Doctors in Israel are successfully treating a man who has “tree man” syndrome, a rare condition in which rough, barklike lesions grow on his skin. Mahmoud Taluli’s severe form of the condition has only been documented a few times, and addressing it meant removing thousands of deeply rooted lesions in four operations. They continue to grow back, but Taluli says he can finally play with his children.

Nora Keegan, a 9-year-old Canadian, hated getting her eardrums blasted every time she used a bathroom hand dryer. So she decided to do something about it. The data she gathered proved the noise levels were dangerous — and louder than what manufacturers were claiming.

The murder of the Rev. James Reeb, investigated in the NPR podcast White Lies, went unsolved for decades. It didn’t need to. Alabama officials tell NPR that if the FBI had shared its case file with them, they could have investigated years earlier — before a man who told NPR he participated in the attack had died.

Podcasts Of The Week

Illustration by Alvaro Tapia Hidalgo for NPR | Photograph by Chip Somodevilla/Getty Images
President Trump and Senate Majority Leader Mitch McConnell have a long, long history of disliking each other, NPR’s Embedded found, stretching back at least to the 1990 return of a campaign contribution to the then-foundering real estate mogul. It came complete with a mocking note: “It appears you may need the money more than I do right now."

A made man with a talking Jaguar. A gargantuan barge piloted by Captain Duffy St. Pierre. Six million pounds of garbage drifting for five months and 6,000 miles, up and down the U.S. coastline, looking for a landfill to call home. Planet Money welcomes you to the epic tale of the birth of recycling.

NPR Music's ongoing series, American Anthem, lands on Dolly Parton’s “9 to 5,” a working girl’s rallying cry. "It is simultaneously a song of angry complaint and immense good cheer. And there is something about that combination that makes it kind of addictive and fun," says writer Rebecca Traister.

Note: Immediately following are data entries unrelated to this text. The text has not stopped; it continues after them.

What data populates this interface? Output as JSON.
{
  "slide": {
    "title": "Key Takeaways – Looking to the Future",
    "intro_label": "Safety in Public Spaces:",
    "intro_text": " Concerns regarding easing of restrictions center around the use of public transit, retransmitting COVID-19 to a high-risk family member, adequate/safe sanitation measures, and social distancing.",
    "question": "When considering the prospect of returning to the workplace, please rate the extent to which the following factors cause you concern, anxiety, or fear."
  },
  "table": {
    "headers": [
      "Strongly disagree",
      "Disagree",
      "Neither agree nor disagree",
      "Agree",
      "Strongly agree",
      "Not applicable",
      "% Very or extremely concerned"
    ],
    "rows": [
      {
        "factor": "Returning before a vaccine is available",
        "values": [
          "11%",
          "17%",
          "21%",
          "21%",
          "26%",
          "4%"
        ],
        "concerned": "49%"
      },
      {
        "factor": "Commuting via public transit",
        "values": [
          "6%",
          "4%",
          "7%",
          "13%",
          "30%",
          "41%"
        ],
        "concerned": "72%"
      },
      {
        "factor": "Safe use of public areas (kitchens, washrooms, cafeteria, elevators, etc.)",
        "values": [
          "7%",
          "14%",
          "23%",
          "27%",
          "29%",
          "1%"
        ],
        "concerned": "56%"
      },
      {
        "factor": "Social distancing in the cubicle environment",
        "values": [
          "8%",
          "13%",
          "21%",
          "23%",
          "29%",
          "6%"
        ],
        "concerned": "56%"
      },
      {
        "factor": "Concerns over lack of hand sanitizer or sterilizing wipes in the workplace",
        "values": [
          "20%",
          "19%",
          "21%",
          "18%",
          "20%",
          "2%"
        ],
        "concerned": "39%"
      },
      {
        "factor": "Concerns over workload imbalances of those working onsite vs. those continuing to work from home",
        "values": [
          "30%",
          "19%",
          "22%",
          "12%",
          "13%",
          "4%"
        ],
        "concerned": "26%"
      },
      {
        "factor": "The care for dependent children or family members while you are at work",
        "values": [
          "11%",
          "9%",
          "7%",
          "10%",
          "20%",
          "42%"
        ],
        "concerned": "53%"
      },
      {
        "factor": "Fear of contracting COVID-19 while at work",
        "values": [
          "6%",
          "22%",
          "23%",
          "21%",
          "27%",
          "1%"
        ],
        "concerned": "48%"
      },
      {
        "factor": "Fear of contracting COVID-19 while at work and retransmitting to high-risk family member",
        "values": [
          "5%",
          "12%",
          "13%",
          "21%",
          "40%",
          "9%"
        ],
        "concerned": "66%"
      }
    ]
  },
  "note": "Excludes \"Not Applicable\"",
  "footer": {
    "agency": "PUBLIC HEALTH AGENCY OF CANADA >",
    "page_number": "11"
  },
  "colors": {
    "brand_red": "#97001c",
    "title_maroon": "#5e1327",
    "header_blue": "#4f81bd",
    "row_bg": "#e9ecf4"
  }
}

Startup culture embraces failure, viewing flameouts as steps on the path to success. But “fail fast” is a tough mantra to embrace in countries a fall is viewed as deeply shameful. Young entrepreneurs around the world are trying to change that, and create more space for experimentation and growth.

Videos Of The Week

NPR
Few artifacts in the care of the Smithsonian Institute are more precious than those provided by the space program. As we near the 50th anniversary of the Apollo 11 mission, NPR asked conservators how they preserve these relics, including the spacesuit in which Neil Armstrong took mankind’s first tenuous steps on the moon.

A scam that wasn’t quite a scam, funded by insurance fraud that wasn’t really fraud. Planet Money tells the story of how a Romanian economist won the lottery 14 times — and why his foolproof method stopped working.